IPCA report into Alo Ngata's death 'disturbing reading', lawyer says

6:30 pm on 27 August 2020

After being tasered, pepper sprayed and heavily restrained, Alo Ngata was left face-down in a police cell with an incorrectly-fitted spit hood covering his face.

Male hands locked in handcuffs on white, With Clipping Path.

File image. Photo: 123RF

Although police policy required him to be constantly monitored, it was not until CCTV footage showed his hands not moving and starting to change colour that officers came to his aid.

He died in hospital two days later.

The Independent Police Conduct Authority (IPCA) today released its report identifying multiple failures by the officers who restrained Ngata, who was on meth when arrested for assaulting an elderly man in Auckland's Freeman's Bay in 2018.

Ngata's arrest was difficult and highly physical, and the IPCA found the use of tasers and pepper spray justified.

However, once in the custody unit, officers failed to assess his well-being and interpreted his incoherent attempts to talk as a sign of breathing.

IPCA chairperson Judge Colin Doherty concluded it more likely that this was actually a sign of reduced consciousness.

IPCA chair, Judge Colin Doherty, at the press conference ahead of the official release of the joint report with police into pursuits.

IPCA chairperson Judge Colin Doherty. Photo: RNZ / Ben Strang

"They didn't monitor him as they should have, they did not recognise his situation and when it was recognised there was still an unacceptable delay before they came into his cell to assist him."

After spitting blood at officers, the then 29-year-old was fitted with a spit hood, which has a mesh section at the top, the lower section made of plasticised paper to prevent leaks.

CCTV footage showed the plastic part was covering Ngata's entire face, with only the top of his head visible through the mesh section.

A pathologist's report found that the hood could have obstructed his breathing.

It also meant the officers could not gauge Ngata's wellbeing by seeing his eyes or face.

"They wrongly assumed or wrongly interpreted his lack of cooperation as resistance, when we found that that was more likely due to reduced consciousness," Doherty said.

Officers present told the IPCA that Ngata had been struggling as he was carried from the police van to the cell.

The IPCA said CCTV footage showed him apparently unresponsive in the officers' arms, his head bent over his torso before it slumps to one side.

Before leaving the cell they removed his leg ties and handcuffs but kept the spit hood on, which the authority said was unacceptable.

The IPCA has previously recommended better training for custody officers, but Judge Doherty said this was yet to be fully rolled out.

"We understand from police that that's now in train. It was our view that if it had been in train earlier then police would have been greatly assisted in this case by that training."

Auckland City commander Superintendent Karyn Malthus said the circumstances were extraordinary and the death tragic.

Karyn Malthus

Karyn Malthus.
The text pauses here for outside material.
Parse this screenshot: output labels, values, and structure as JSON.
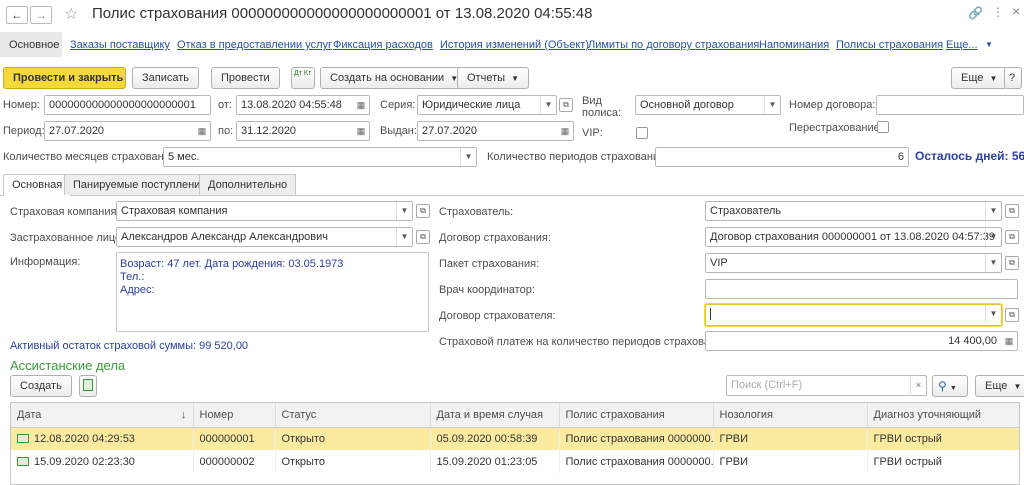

Photo: Supplied

"Police acknowledge the IPCA's concern about the role of the custody in this situation and accept that the supervisor should have focused attention on elements such as the spit hood and constant monitoring, however upon realising that Mr Ngata was in medical distress police acted appropriately."

Police launched their own investigation into the incident, which determined that legal causation for Ngata's death was not established and on that basis no one was criminally culpable.

"Police emphasise the fact the pathologist was unable to determine whether the use of a spit-hood in this case had any causal effect on Mr Ngata's death," Malthus said.

"The report also noted the pathologist's finding that removing the spit hood might not have changed the outcome."

She said the conduct of the employees involved in the incident was assessed and it was considered that there was no behaviour that required an employment investigation.

"I acknowledge that the death of Mr Ngata was a tragic event. I would also like to acknowledge the extreme danger to all staff involved in this incident."

Lawyer Marie Dyhrberg, who was acting for Ngata's family, said the report made for disturbing reading.

"I have also read the response of the police and I do have concerns about that response. It would appear that there is a failure to acknowledge the degree and the depth of the police failings during the course of Alo being in police custody," she said.

Ngata's death will also be the subject of a Coroner's inquest.